Kadın açısından düşünüldüğünde nafaka süresiz mi olmalıdır? Türkiye ortalamasına bakıldığında nafakanın çok düşük bir miktar belirlendiğini söylemek mümkündür. Kadının sadece belirlenen bu nafaka ile hayatını sürdürmesi mümkün değildir. Kaldı ki, boşandıktan sonra tek başına ayakta durmaya çalışan kadın mutlaka çalışmak zorunda kalmaktadır. Yani sadece nafaka almak için boşanmak gibi bir durum söz konusu olmaz.  Fakat, çevremizden duyduğumuz bazı olaylar da nafakanın aynı zamanda kadını mağdur ettiği yönünde. Zira, nafaka almasın diye kadını zorlayan erkeklerin de olduğu, sırf nafaka için şiddete başvuranları da gazetelerden okumaktayız. 

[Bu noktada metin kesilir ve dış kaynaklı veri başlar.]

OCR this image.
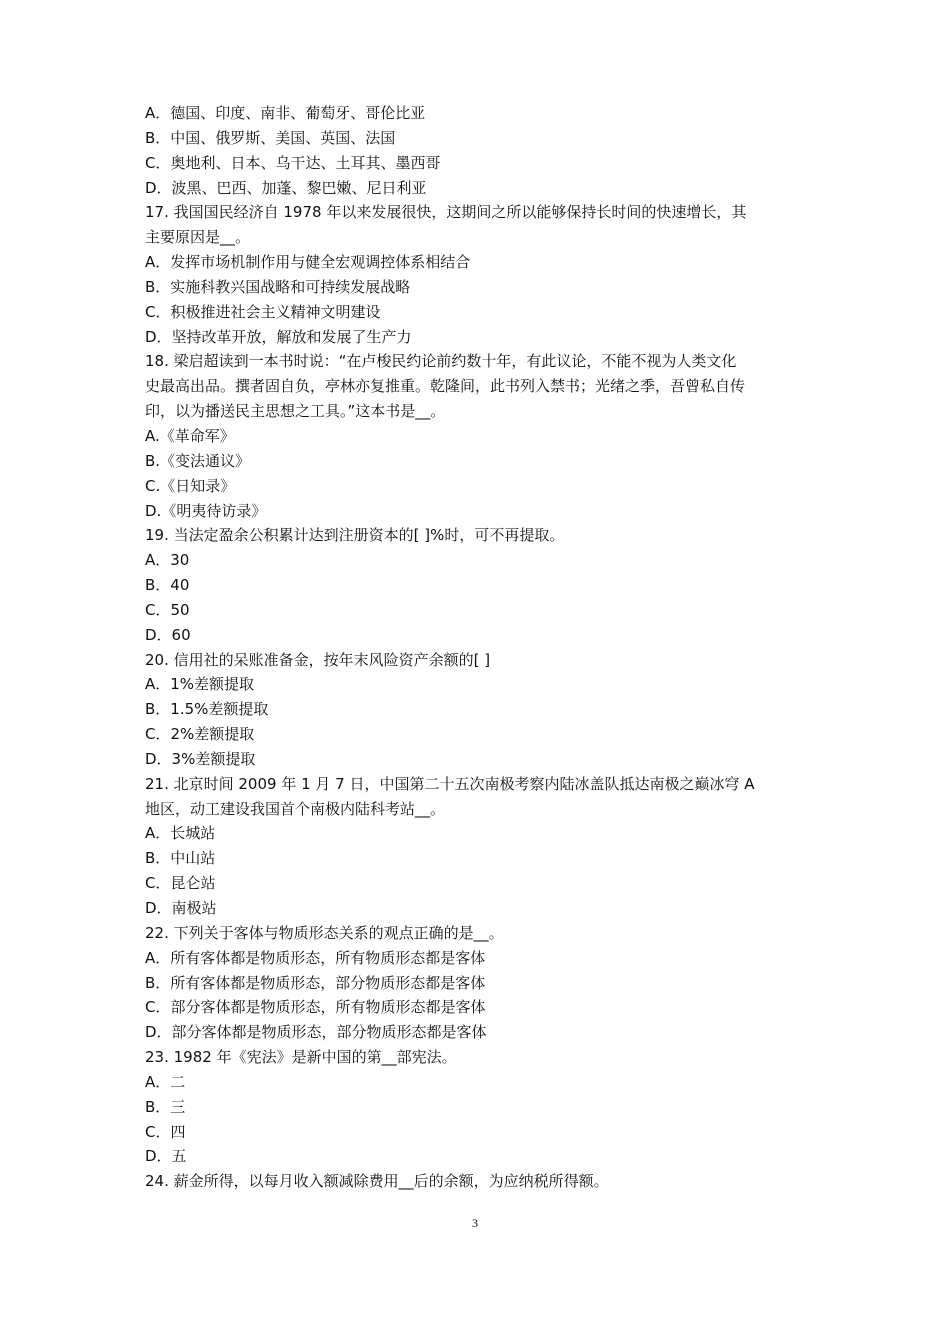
A．德国、印度、南非、葡萄牙、哥伦比亚
B．中国、俄罗斯、美国、英国、法国
C．奥地利、日本、乌干达、土耳其、墨西哥
D．波黑、巴西、加蓬、黎巴嫩、尼日利亚
17. 我国国民经济自 1978 年以来发展很快，这期间之所以能够保持长时间的快速增长，其
主要原因是__。
A．发挥市场机制作用与健全宏观调控体系相结合
B．实施科教兴国战略和可持续发展战略
C．积极推进社会主义精神文明建设
D．坚持改革开放，解放和发展了生产力
18. 梁启超读到一本书时说：“在卢梭民约论前约数十年，有此议论，不能不视为人类文化
史最高出品。撰者固自负，亭林亦复推重。乾隆间，此书列入禁书；光绪之季，吾曾私自传
印，以为播送民主思想之工具。”这本书是__。
A.《革命军》
B.《变法通议》
C.《日知录》
D.《明夷待访录》
19. 当法定盈余公积累计达到注册资本的[ ]%时，可不再提取。
A．30
B．40
C．50
D．60
20. 信用社的呆账准备金，按年末风险资产余额的[ ]
A．1%差额提取
B．1.5%差额提取
C．2%差额提取
D．3%差额提取
21. 北京时间 2009 年 1 月 7 日，中国第二十五次南极考察内陆冰盖队抵达南极之巅冰穹 A
地区，动工建设我国首个南极内陆科考站__。
A．长城站
B．中山站
C．昆仑站
D．南极站
22. 下列关于客体与物质形态关系的观点正确的是__。
A．所有客体都是物质形态，所有物质形态都是客体
B．所有客体都是物质形态，部分物质形态都是客体
C．部分客体都是物质形态，所有物质形态都是客体
D．部分客体都是物质形态，部分物质形态都是客体
23. 1982 年《宪法》是新中国的第__部宪法。
A．二
B．三
C．四
D．五
24. 薪金所得，以每月收入额减除费用__后的余额，为应纳税所得额。
3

Şimdi, bir de durumu erkek açısından düşünmek gerekir. Kendini zar zor geçindiren bir erkek ise doğal olarak boşanma aşamasında nafaka vermek istememektedir. Boşanmaların çoğu zaman kavgalı bir şekilde sona ermesini de düşünürsek, erkek her nafaka ödediğinde kendisini daha da baskı altında hissetmektedir. Bir de erkek sonradan evlendi ise, mevcut evliliğini de tehlikeye düşürmesi an meselesi. Bazen de bir ay evli kaldım bir ömür nafaka mı ödeyeceğim diye söyleyenlerde var. 

Peki nafaka süresiz mi?...

TMK 176/3’te “İrat biçiminde ödenmesine karar verilen maddî tazminat veya nafaka, alacaklı tarafın yeniden evlenmesi ya da taraflardan birinin ölümü hâlinde kendiliğinden kalkar; alacaklı tarafın evlenme olmaksızın fiilen evliymiş gibi yaşaması, yoksulluğunun ortadan kalkması ya da haysiyetsiz hayat sürmesi hâlinde mahkeme kararıyla kaldırılır” denilmiş. 

Bu ne demek? Evlenme, ölüm, fiilen birlikte yaşama ve haysiyetsiz hayat sürme durumları mevcut ise nafaka mahkeme karar ile sona erdirilecektir. Yoksulluğun sona ermesi durumunu da mahkeme değerlendirecektir, yani bir dava ile bu hakkınızı aramak gerekir. İşte bu noktada, değerli avukatlarımız her türlü hukuki desteği size vereceklerdir. 

Tüm bunları dikkate alınca, nafaka hükümlerinin değişmesi gerektiğini düşünenler olabilir. Kanun eğer düzenlenecekse, tüm bu durumları dikkate alarak düzenlemek zorundadır. Zira, kanunun ilk yürürlüğe girdiği toplum düzeni ile şu anki toplum düzeninin aynı olduğunu söylemek mümkün gözükmemektedir.  Bu konuda birçok akademik çalışmada yapılmaktadır. Umuyoruz ki, yakın zamanda yoksulluk nafakası için hem kadını hem de erkeği mağdur etmeyecek yeni düzenlemeler gelecektir.